The question inevitably arises whether these combinations of lines and colours—which mean so much to us—mean anything to their possessors.

(a) There is no doubt that the ‘beauty’ has in some cases direct utility to the organism. For beauty of pattern often spells stable architecture, beauty of line is often the expression of strength and agility, and beauty of colouring often means a life-saving garment of invisibility. And there are other uses.

(b) In many cases the ‘beauty’ has vital significance though it cannot be called in itself useful. Thus a pleasing succession of concentric lines may represent the ripple-marks of orderly rhythmic growth.

(c) In many cases, however, the beautiful seems to be accessory, without utility either direct or indirect. The lines and colours are harmonious, probably because they are the expressions of unified viable individualities which have stood the test of time. The monster is a contradiction in terms and is forthwith eliminated. “Ugly is only half way to a thing.”

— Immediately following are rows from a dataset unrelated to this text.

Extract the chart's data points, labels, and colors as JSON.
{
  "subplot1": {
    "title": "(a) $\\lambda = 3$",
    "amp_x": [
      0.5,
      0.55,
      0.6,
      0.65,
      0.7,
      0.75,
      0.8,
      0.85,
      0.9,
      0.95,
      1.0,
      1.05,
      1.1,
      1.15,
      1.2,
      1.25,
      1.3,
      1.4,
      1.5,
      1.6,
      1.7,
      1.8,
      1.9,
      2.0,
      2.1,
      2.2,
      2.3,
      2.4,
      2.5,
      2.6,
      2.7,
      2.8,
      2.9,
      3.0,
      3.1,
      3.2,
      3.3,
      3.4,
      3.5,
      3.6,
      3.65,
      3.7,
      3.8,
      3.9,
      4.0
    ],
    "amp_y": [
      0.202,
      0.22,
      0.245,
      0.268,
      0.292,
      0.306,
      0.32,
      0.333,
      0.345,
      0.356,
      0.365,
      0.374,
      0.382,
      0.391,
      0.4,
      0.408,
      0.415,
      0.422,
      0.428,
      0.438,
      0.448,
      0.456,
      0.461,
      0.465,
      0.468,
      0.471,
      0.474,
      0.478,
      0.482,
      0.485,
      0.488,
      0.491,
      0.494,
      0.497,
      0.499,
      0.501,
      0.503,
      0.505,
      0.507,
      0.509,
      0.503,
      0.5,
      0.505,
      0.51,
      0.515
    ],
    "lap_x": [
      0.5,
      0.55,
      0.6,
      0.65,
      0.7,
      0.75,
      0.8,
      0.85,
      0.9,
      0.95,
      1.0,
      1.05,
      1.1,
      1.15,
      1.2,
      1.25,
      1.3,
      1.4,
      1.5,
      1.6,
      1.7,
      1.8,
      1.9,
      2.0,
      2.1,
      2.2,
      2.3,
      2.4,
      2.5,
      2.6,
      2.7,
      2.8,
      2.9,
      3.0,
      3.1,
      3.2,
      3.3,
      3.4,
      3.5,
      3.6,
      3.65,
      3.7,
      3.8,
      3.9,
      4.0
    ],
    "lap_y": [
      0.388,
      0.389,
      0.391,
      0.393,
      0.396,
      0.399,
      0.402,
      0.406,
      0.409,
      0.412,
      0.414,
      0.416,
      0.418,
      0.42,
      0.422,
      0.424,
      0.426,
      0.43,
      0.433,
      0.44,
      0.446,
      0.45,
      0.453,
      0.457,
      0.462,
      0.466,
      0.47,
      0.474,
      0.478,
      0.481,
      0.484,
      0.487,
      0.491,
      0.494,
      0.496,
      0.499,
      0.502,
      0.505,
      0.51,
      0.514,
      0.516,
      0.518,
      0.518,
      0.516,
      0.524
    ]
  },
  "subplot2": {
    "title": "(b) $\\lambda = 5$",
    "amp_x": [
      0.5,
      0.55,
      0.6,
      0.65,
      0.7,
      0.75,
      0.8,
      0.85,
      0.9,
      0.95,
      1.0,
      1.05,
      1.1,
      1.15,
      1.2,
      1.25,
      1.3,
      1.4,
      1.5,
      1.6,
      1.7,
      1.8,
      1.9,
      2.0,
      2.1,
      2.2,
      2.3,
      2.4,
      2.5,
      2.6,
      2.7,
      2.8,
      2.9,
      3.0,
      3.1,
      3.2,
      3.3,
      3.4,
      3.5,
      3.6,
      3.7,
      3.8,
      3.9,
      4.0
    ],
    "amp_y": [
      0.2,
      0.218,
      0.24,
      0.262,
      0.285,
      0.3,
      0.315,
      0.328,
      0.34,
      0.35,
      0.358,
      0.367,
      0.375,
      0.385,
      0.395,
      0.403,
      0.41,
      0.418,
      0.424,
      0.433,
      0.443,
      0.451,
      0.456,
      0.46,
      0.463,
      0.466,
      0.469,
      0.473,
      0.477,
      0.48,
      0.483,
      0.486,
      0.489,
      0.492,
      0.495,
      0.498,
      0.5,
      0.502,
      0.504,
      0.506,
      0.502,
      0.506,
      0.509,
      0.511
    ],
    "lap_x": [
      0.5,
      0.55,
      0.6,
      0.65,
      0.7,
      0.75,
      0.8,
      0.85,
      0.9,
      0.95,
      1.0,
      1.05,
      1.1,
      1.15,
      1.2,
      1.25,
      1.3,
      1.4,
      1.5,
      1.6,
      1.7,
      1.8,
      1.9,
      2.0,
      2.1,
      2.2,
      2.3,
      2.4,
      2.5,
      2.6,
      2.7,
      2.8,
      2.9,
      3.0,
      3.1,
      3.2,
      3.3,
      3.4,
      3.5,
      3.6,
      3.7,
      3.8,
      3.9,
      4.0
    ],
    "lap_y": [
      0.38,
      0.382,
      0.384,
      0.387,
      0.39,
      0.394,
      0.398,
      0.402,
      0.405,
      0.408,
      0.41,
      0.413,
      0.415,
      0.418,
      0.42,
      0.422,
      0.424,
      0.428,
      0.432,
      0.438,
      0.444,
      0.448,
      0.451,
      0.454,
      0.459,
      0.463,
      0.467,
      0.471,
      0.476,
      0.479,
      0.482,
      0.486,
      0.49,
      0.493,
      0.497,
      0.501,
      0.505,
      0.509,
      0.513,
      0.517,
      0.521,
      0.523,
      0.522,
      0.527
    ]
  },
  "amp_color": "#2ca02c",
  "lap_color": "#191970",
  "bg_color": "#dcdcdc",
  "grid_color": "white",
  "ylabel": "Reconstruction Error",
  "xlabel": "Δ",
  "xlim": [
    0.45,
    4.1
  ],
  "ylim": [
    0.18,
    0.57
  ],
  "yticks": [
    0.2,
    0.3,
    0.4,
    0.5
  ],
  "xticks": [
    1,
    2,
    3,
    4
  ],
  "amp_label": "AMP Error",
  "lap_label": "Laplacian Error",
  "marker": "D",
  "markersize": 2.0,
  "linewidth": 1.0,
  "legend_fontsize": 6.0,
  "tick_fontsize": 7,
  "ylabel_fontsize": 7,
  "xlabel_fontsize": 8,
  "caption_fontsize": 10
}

Passing from incarnate beauty to that of animal artificers—in encasement and web, in bower and nest—we recognise precise selection of material, effective use of it, and, it may be, a circumventing or mastery of technical difficulties. There is in varying degrees an external expression of the individuality, the creature creative.

The difficulty of scientifically accounting for man's ‘sense of beauty’ is doubtless great, as Mr. Balfour has emphasised; but this kind of inquiry is young. (1) The raw materials of æsthetic emotion may have been associated with successful formative endeavour. (2) It is well known that interest in the visually and audibly beautiful has been from time to time closely linked to ‘love’. (3) Joyous feeling has a notable unifying influence on the development both of personality and of society. And there are other considerations.

Perhaps deepest of all in our æsthetic emotion is a sympathetic sharing in every triumph of ‘life’ over ‘matter’, in every abiding expression and extension of individuality. Thus Animate Nature is to many minds much more significant than Scenery and Precious Stones,—commanding as their beauty is. In any case, there is for man great value in the beauty of the world without. There may be theoretical exaggeration in Goethe's saying: “Sympathy and enjoyment in what we see is in fact the only reality”—and it is very satisfying in itself, as reality should be; but there is no risk of practical exaggeration, for the consistent discernment and enjoyment of the beautiful cannot be attained on any easier terms than consistent discernment and enjoyment of the True and the Good.